The Associated Press (AP) and USA Today report that federal prosecutors in the Southern District of Iowa have filed charges against former Iowa State University assistant professor of biomedical sciences Dong-Pyou Han, after he confessed to spiking samples of rabbit blood with human antibodies to make an investigational HIV vaccine look promising. The AP reports that Han received millions in fraudulent National Institutes of Health (NIH) grants over several years based on his research. As USA Today reported in December 2013, the rabbit blood results were presented at numerous scientific meetings over the years, and other laboratories became suspicious when they could not duplicate Han’s results.

It has also been reported that in September 2013 Han wrote a two-page letter, littered with grammar errors, announcing his resignation from Iowa State. In that letter, Han stated “I am very ashamed myself about my misconduct. My misconduct is not done in order to hurt someone. All cause by my foolishness and are my faulty and responsibility.” A spokesperson for Iowa State University has confirmed that Han resigned in October 2013.

The AP spoke to Ivan Oransky, a co-founder of Retraction Watch, which tracks research misconduct, who says there have been only a handful of similar prosecutions in the last 30 years because the U.S. Office of Research Integrity, which investigates misconduct, doesn’t have the authority to prosecute, and most cases involve smaller amounts of money.

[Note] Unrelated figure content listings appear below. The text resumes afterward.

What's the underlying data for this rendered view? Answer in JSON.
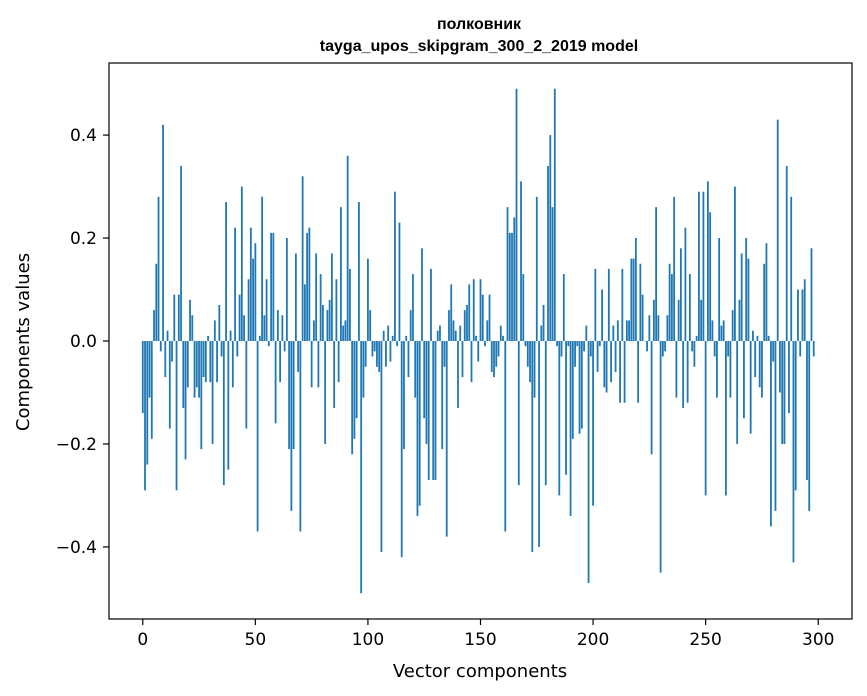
{
  "chart_data": {
    "type": "bar",
    "title_lines": [
      "полковник",
      "tayga_upos_skipgram_300_2_2019 model"
    ],
    "xlabel": "Vector components",
    "ylabel": "Components values",
    "xlim": [
      -15,
      315
    ],
    "ylim": [
      -0.54,
      0.54
    ],
    "xticks": [
      0,
      50,
      100,
      150,
      200,
      250,
      300
    ],
    "yticks": [
      -0.4,
      -0.2,
      0.0,
      0.2,
      0.4
    ],
    "ytick_labels": [
      "−0.4",
      "−0.2",
      "0.0",
      "0.2",
      "0.4"
    ],
    "bar_color": "#1f77b4",
    "grid": false,
    "values": [
      -0.14,
      -0.29,
      -0.24,
      -0.11,
      -0.19,
      0.06,
      0.15,
      0.28,
      -0.02,
      0.42,
      -0.07,
      0.02,
      -0.17,
      -0.04,
      0.09,
      -0.29,
      0.09,
      0.34,
      -0.13,
      -0.23,
      -0.09,
      0.08,
      0.05,
      -0.11,
      -0.09,
      -0.11,
      -0.21,
      -0.07,
      -0.08,
      0.01,
      -0.08,
      -0.2,
      0.04,
      -0.08,
      0.07,
      -0.03,
      -0.28,
      0.27,
      -0.25,
      0.02,
      -0.09,
      0.22,
      -0.03,
      0.09,
      0.3,
      0.05,
      -0.17,
      0.12,
      0.22,
      0.16,
      0.19,
      -0.37,
      0.01,
      0.28,
      0.05,
      0.12,
      -0.01,
      0.21,
      0.21,
      -0.16,
      0.06,
      -0.08,
      0.05,
      -0.02,
      0.2,
      -0.21,
      -0.33,
      -0.21,
      0.17,
      -0.06,
      -0.37,
      0.32,
      0.11,
      0.21,
      0.22,
      -0.09,
      0.04,
      0.17,
      -0.09,
      0.13,
      0.07,
      -0.2,
      0.06,
      0.08,
      0.17,
      -0.13,
      0.12,
      -0.08,
      0.26,
      0.03,
      0.04,
      0.36,
      0.14,
      -0.22,
      -0.19,
      -0.15,
      0.27,
      -0.49,
      -0.11,
      -0.05,
      0.16,
      0.06,
      -0.03,
      -0.02,
      -0.05,
      -0.06,
      -0.41,
      0.02,
      -0.05,
      0.03,
      -0.04,
      0.01,
      0.29,
      -0.01,
      0.23,
      -0.42,
      -0.21,
      0.01,
      -0.07,
      0.06,
      0.13,
      -0.11,
      -0.34,
      -0.32,
      0.18,
      -0.15,
      -0.2,
      -0.27,
      0.14,
      -0.27,
      -0.27,
      0.02,
      0.03,
      -0.21,
      -0.05,
      -0.38,
      0.06,
      0.11,
      0.04,
      0.02,
      -0.13,
      0.03,
      -0.07,
      0.06,
      0.07,
      0.11,
      -0.08,
      0.12,
      0.01,
      -0.04,
      0.12,
      0.09,
      -0.01,
      0.04,
      0.09,
      -0.06,
      -0.07,
      -0.05,
      -0.03,
      0.03,
      0.01,
      -0.37,
      0.26,
      0.21,
      0.21,
      0.24,
      0.49,
      -0.28,
      0.31,
      0.13,
      -0.01,
      -0.05,
      -0.08,
      -0.41,
      -0.11,
      0.28,
      -0.4,
      0.03,
      0.07,
      -0.28,
      0.34,
      0.4,
      0.26,
      0.49,
      -0.01,
      -0.3,
      -0.03,
      0.13,
      -0.26,
      -0.01,
      -0.34,
      -0.19,
      -0.05,
      -0.01,
      -0.18,
      -0.17,
      -0.02,
      0.03,
      -0.47,
      -0.03,
      -0.32,
      0.14,
      -0.06,
      -0.01,
      0.1,
      -0.09,
      -0.1,
      0.14,
      -0.08,
      0.03,
      -0.06,
      0.04,
      -0.12,
      0.14,
      -0.12,
      0.04,
      0.04,
      0.16,
      0.16,
      0.2,
      -0.12,
      0.15,
      0.09,
      0.0,
      -0.02,
      0.05,
      -0.22,
      0.08,
      0.26,
      0.05,
      -0.45,
      -0.03,
      -0.02,
      0.05,
      0.15,
      0.13,
      0.28,
      -0.11,
      0.08,
      0.18,
      -0.13,
      0.22,
      -0.12,
      0.13,
      -0.02,
      -0.05,
      0.01,
      0.29,
      0.08,
      0.29,
      -0.3,
      0.31,
      0.25,
      0.04,
      -0.03,
      -0.11,
      0.2,
      0.03,
      0.04,
      -0.3,
      -0.03,
      -0.11,
      0.06,
      0.3,
      -0.2,
      0.08,
      0.17,
      -0.15,
      0.2,
      0.16,
      -0.18,
      0.02,
      -0.07,
      0.01,
      -0.09,
      -0.11,
      0.15,
      0.19,
      0.01,
      -0.36,
      -0.04,
      -0.33,
      0.43,
      -0.1,
      -0.2,
      -0.2,
      0.34,
      -0.14,
      0.28,
      -0.43,
      -0.29,
      0.1,
      -0.03,
      0.1,
      0.12,
      -0.27,
      -0.33,
      0.18,
      -0.03
    ]
  }
}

James Bradac, who helps oversee AIDS vaccine grants for NIH told USA Today in December 2013 that Hans apparently added human blood components to the rabbit blood to skew results. Bradac said this was the worst case of research fraud he had seen in his 24 years at NIH. According to Bradac, the human blood came from people whose bodies had produced antibodies to HIV. The presence of these antibodies in the rabbits’ blood made it appear that the vaccine was spurring the animals to build defenses against HIV, Bradac said.